If the couple were short on funds AND had let you know ahead of time (so you could agree to attend and pay, or not) I'd not have a problem with it. I went to a wedding like this years ago and there was a small financial contribution, which was pre-agreed ahead of time. It was a brilliant day/evening. 🌹

Vroomfondleswaistcoat · 29/03/2024 15:21

I have to admit to being a rampant undercaterer on the roastie front. I don't like potatoes, would only eat half a roastie if served them, so when I cook a roast for people I find it nearly impossible to work out how many to cook! So I either end up doing not enough (but there's always plenty of everything else, so nobody complains) or so many that I have to press them on people when they are going home (no point in me keeping them to eat as leftovers - I don't like them!).

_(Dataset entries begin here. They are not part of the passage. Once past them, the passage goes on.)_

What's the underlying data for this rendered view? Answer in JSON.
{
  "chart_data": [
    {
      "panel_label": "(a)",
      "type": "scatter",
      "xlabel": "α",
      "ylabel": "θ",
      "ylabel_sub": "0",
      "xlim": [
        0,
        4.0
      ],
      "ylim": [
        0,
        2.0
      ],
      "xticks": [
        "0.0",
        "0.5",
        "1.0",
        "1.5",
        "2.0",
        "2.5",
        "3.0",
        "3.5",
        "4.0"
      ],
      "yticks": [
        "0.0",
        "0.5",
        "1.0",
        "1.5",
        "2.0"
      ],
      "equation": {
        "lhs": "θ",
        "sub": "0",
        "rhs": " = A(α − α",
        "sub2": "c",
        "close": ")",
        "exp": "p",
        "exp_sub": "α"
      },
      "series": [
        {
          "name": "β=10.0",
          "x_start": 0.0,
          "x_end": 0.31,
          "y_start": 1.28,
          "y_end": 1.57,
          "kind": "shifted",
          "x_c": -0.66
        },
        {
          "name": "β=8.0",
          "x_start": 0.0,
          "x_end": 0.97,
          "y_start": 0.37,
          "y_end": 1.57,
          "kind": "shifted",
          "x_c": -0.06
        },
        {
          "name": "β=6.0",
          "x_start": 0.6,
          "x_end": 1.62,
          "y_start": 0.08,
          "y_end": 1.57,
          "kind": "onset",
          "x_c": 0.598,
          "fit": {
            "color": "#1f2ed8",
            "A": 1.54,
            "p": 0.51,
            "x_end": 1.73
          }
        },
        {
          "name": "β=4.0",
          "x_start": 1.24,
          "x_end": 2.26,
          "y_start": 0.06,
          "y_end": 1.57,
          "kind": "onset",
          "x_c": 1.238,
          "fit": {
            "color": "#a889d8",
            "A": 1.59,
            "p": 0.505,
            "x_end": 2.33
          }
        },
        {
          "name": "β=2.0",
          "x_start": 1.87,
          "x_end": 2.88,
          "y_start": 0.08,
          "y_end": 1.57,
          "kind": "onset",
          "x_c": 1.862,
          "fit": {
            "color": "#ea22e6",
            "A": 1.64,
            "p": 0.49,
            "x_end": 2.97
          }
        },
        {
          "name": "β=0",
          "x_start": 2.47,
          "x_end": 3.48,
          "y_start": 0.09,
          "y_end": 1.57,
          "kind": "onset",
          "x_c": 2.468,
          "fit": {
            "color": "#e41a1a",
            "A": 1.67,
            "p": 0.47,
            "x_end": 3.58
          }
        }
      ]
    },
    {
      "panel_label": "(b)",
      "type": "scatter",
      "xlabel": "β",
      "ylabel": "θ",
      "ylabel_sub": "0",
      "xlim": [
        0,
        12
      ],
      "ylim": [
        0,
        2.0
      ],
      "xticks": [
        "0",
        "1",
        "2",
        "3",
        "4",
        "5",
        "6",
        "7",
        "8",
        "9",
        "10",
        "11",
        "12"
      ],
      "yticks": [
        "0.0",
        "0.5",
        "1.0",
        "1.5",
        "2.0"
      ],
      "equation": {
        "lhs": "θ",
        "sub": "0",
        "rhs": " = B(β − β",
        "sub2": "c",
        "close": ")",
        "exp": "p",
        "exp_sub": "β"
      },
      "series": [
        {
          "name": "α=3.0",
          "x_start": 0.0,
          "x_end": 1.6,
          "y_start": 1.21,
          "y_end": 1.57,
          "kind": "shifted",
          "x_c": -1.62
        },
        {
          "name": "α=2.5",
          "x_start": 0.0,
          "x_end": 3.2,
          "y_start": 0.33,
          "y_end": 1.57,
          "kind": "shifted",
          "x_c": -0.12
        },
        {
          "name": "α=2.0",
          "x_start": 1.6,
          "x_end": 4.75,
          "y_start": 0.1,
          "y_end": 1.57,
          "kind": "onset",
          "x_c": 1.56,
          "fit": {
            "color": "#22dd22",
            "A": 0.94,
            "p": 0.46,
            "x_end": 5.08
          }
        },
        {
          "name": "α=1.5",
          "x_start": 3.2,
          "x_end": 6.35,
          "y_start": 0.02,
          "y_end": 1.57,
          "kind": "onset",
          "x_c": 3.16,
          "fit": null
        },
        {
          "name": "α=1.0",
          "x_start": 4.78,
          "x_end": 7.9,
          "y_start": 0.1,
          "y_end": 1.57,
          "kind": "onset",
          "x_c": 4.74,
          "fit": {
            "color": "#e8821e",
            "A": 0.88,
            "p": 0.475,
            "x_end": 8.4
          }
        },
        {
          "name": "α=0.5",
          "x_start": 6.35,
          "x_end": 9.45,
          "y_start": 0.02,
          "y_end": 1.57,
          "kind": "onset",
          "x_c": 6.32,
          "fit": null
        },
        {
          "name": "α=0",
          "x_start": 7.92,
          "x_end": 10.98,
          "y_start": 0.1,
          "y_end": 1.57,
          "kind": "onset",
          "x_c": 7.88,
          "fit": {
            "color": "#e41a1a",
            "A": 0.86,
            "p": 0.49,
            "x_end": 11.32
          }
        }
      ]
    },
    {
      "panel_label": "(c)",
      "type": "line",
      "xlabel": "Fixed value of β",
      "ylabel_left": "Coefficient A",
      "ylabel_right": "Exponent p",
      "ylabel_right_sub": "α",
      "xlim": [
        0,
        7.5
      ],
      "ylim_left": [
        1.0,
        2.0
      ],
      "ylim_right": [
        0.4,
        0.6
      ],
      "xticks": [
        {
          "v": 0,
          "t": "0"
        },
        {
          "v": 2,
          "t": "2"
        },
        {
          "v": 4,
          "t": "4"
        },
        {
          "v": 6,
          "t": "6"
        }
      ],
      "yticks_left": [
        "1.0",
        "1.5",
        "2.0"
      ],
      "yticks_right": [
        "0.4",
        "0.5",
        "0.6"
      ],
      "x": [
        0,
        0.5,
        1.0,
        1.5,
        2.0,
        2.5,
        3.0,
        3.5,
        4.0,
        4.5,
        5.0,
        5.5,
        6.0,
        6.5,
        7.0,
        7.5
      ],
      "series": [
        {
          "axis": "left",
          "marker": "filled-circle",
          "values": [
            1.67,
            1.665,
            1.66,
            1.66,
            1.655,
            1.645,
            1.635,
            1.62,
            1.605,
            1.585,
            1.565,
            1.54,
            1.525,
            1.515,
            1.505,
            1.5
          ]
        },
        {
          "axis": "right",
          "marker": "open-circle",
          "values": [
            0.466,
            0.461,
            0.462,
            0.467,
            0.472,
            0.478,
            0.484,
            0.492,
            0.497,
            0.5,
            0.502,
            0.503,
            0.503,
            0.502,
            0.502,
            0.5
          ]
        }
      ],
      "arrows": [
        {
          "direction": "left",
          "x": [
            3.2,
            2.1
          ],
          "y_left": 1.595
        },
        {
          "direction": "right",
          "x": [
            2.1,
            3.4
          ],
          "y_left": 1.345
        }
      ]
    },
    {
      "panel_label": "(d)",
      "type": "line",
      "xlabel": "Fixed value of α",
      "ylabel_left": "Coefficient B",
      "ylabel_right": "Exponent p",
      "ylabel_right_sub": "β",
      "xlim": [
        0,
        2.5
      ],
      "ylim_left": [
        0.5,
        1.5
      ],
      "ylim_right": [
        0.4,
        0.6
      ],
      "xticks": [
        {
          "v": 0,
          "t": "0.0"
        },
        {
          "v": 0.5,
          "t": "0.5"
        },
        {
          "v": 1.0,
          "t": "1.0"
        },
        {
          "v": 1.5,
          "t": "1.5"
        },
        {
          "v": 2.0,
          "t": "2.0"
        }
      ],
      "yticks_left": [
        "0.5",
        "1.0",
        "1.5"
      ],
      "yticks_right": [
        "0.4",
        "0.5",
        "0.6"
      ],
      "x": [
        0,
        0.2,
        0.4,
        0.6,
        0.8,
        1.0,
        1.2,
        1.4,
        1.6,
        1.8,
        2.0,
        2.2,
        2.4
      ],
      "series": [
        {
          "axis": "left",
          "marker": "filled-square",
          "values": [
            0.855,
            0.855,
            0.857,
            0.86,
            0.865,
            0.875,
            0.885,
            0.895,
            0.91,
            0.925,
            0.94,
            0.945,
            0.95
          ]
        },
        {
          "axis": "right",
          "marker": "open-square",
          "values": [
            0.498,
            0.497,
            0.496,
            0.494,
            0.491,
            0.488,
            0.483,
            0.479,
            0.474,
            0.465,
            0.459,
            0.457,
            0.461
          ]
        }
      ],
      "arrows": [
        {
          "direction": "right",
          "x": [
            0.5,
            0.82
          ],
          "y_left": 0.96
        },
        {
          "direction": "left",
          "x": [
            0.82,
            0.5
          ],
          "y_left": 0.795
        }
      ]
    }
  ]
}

nononocontact · 29/03/2024 15:24

At a friend’s house as a child - the parents were going out for dinner and left my friend money for us to get a takeaway. Friend pocketed the money and I went without. When the parents came back she listed off an elaborate order that I had apparently had! I was absolutely starving.

Re wine etiquette - if someone gives me a bottle as a gift I always ask if they would like some and if we should open it now, or we can have some wine that is already chilled. That way guests either say, no it’s a gift for you, or go ahead and crack it open! Works for me.

Quanked · 29/03/2024 15:25

The wine thing is tricky isn’t it? I was always brought up that the host provides the food and drink (unless otherwise specified) and to take a bottle as a gift for the hosts. When we went for dinner at a friend’s I took them a bottle of the wine I knew they liked. They then asked if I wanted it opened to have a glass of it, I said “no, that’s for you to say thanks for having us”. I wasn’t offered another drink all evening.